「第29回WBSC U18ベースボールワールドカップ」(30日開幕、韓国・機張)に出場する高校日本代表が28日、成田空港から大会の舞台へと旅立った。

 今夏の甲子園大会を沸かせた準V右腕の奥川恭伸投手(3年=星稜)は疲労を考慮し、いまだノースロー調整ながら「疲れも取れてきて不安もない。(去年の)悔しい思い出を今大会で晴らしたい」と意気込んだ。

 一方で、国内12球団のスカウトは、今夏の甲子園大会を沸かせた準V右腕の奥川恭伸投手(3年=星稜)の状態を気にかけている。

 22日の甲子園決勝(対履正社)を最後にノースロー調整が続いており、25日に合流した代表合宿中もキャッチボールすらなし。甲子園で投じた計512球からの肩、ヒジのダメージ回復に努めている。

 永田監督は合宿中「奥川の場合は体との相談です。無理をさせるつもりはない。まだキャッチボールもしていないし、ここ(合宿)では、しっかり下半身をつくろうと。(起用法も)本人には伝えていません」と本大会での起用は全くの白紙であることを明言している。

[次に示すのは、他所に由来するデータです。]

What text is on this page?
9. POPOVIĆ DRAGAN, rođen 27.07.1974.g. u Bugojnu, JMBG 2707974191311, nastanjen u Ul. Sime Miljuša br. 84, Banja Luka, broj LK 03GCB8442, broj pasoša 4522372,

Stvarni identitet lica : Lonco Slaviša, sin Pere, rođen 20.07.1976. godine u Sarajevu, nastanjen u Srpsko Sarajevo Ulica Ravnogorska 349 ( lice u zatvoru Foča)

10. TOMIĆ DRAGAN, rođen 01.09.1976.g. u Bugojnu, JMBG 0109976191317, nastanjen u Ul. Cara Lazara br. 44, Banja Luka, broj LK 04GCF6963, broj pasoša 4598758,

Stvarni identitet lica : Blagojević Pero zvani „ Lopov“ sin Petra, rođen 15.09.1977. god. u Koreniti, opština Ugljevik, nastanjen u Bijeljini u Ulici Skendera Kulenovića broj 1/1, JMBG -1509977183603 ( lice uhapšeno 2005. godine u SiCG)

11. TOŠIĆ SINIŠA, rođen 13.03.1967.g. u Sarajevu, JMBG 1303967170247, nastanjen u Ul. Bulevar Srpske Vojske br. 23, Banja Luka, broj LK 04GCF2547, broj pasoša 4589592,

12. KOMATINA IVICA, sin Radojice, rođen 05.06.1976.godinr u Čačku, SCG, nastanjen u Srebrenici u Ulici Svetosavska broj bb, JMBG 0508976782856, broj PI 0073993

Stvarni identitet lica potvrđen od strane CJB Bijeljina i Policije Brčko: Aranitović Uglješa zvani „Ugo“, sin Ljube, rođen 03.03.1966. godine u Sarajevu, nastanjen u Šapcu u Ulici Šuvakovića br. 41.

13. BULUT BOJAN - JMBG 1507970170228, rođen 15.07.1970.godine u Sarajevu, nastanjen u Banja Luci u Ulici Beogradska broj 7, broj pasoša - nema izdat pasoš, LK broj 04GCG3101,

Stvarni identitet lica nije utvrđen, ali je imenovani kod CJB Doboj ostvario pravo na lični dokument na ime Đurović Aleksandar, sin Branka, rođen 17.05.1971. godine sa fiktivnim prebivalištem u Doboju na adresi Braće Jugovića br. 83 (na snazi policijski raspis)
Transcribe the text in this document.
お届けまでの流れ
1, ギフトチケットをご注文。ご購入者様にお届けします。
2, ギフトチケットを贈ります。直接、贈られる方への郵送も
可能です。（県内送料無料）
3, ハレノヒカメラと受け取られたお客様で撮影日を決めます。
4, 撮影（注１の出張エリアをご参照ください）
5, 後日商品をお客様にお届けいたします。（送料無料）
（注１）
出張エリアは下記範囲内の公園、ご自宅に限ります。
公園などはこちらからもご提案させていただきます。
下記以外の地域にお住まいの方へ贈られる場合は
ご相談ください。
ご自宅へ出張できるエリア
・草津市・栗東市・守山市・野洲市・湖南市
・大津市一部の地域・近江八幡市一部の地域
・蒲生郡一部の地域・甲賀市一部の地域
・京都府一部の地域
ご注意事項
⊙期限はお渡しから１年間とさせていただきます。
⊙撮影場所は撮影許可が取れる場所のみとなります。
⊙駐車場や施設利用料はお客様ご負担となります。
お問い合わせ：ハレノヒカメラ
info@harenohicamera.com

 連日、代表合宿を視察してきたNPB球団のスカウトは「佐々木のマメとは違って、奥川の場合は今後もしっかり経過観察をしていかないといけないデリケートな問題。(合宿中に)キャッチボールもしないなんて、どこかおかしいのではと疑ってかからないといけない状況でしょう」と慎重に事の推移を見守っている。

 今秋のドラフトでは、よほどのチーム事情がない限り、佐々木、奥川、森下(明大)の3右腕に1位指名が集中することは、ほぼ確実。しかし、奥川の指名を回避せざるを得ない不安要素が発生したとなれば、奥川を最上位に位置づけている球団だけではなく、すべての球団は外れ1位までを含めた1位戦略の練り直しを余儀なくされる。

 奥川の“ノースロー問題”は、U18W杯で投手のやりくりに頭を悩ます永田監督とは別の視点で、国内12球団を悩ませる不安要素になりつつある。